Seattle Family Chef, under the umbrella of Mama Doula, is the personal chef service I offer to all populations of people. As of 2016, I joined the United States Personal Chef’s Association, which made me have insurance for personal chef services and once again affiliate with food professionals after an 8 year hiatus. As Seattle Family Chef, I cook meals in people’s homes specific to their food regimens, preferences or allergies. My clientele are busy working people, people who don’t want to cook or cannot cook but want to eat healthfully and lack the time or ability to make healthy home cooked meals. Once I have completed a food questionnaire, I can then meal plan with consideration to their specifics and that is the beauty of having a personal chef! I also cook for special occasion dinners, brunches and small parties 10 and under, ok so I just cooked for a party of 30 and called on the help of another personal chef and friend!

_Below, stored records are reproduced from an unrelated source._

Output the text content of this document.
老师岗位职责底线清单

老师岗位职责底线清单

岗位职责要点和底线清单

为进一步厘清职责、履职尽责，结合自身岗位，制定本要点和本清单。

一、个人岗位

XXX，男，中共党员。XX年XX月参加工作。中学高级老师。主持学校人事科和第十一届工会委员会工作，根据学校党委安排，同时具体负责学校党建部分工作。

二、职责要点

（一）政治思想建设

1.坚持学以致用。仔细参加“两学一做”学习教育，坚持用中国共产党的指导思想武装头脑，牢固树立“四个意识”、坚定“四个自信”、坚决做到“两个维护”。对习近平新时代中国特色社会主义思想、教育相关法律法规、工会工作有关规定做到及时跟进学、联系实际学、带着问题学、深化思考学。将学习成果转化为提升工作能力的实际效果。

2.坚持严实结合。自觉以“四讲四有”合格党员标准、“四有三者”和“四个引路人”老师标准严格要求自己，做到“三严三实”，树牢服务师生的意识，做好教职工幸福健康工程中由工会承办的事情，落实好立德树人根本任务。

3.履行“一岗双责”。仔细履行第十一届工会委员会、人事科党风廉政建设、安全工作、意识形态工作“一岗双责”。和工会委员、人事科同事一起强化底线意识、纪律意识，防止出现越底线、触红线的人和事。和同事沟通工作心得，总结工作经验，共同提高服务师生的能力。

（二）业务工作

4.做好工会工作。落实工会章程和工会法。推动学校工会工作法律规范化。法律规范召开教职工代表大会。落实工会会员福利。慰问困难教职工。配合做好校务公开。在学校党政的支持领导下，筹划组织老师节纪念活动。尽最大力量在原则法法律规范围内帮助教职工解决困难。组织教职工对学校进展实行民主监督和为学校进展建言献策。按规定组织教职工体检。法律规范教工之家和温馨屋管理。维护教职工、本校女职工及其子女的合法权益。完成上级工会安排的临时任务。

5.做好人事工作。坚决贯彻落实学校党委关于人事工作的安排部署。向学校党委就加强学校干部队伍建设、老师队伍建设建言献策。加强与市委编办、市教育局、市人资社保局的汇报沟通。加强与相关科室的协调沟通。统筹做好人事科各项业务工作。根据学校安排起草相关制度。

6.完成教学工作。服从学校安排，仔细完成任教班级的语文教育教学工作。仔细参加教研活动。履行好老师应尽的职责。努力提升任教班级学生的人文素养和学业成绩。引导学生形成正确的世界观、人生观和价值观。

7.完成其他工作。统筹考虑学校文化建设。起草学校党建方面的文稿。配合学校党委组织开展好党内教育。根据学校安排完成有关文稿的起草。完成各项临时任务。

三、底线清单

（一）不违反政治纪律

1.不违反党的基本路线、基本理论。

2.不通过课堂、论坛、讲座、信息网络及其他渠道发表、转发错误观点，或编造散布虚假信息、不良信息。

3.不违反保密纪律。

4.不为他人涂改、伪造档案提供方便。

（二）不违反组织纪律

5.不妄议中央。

3) What do you feel passionate about?
People getting what they need in the postpartum period! Good beginnings and endings are important to me. For parents of newborns there is such a rabbit hole of sleep deprivation that’s easy to fall in, leading to a range of mental, physical & emotional health conditions. In addition, society today is transient. We move around for school and jobs and start families away from our original support networks. This creates unique challenges in child rearing and a demand for postpartum doula services, child and infant care. At a PEPS luncheon 2-3 years ago the mayor spoke, saying Seattle is the #1 US City for nuclear families.
Postpartum mood disorder is the #1 complication of pregnancy and child birth; however it is 100% treatable. I feel strongly about decreasing stigma around mental illness generally and especially in the postpartum period so that people get the help they need. I am working for the day when insurance companies and our government recognize and subsidize postpartum care services, like in Denmark and other European countries with socialized health care. I feel strongly that postpartum care is a basic need, just like end of life care and hospice.
I heal with food. I am a good listener and support person in a transitional period. I love all my affectionate non- verbal relationships with babies and witnessing families grow over the years!
4) Please feel free to add anything here which could include something that has influenced you in your life any wisdom that you wish to impart that wasn’t included in the other questions.
I just had the honor of working with a family for the first 3 months of their second child’s life. This family unit included one set of grandparents, 2 parents, an active toddler and the baby. The grandparents both had careers in education, one in kindergarten and the other in special education. On my last day, the grandfather summed up why I do what I do, while explaining why they’ve dedicated their retirement to helping their children rear their grandchildren. He said, if children get the attention they need in their first few years, they are set for life and we wouldn’t have all the problems we have in our society. I agree with him 100%.
For now, Mama Doula is my life’s work. It is my way of creating a ripple effect in making the world a better place, for mothers’ and fathers’ who are the backbone of families, who rear children, who become our society.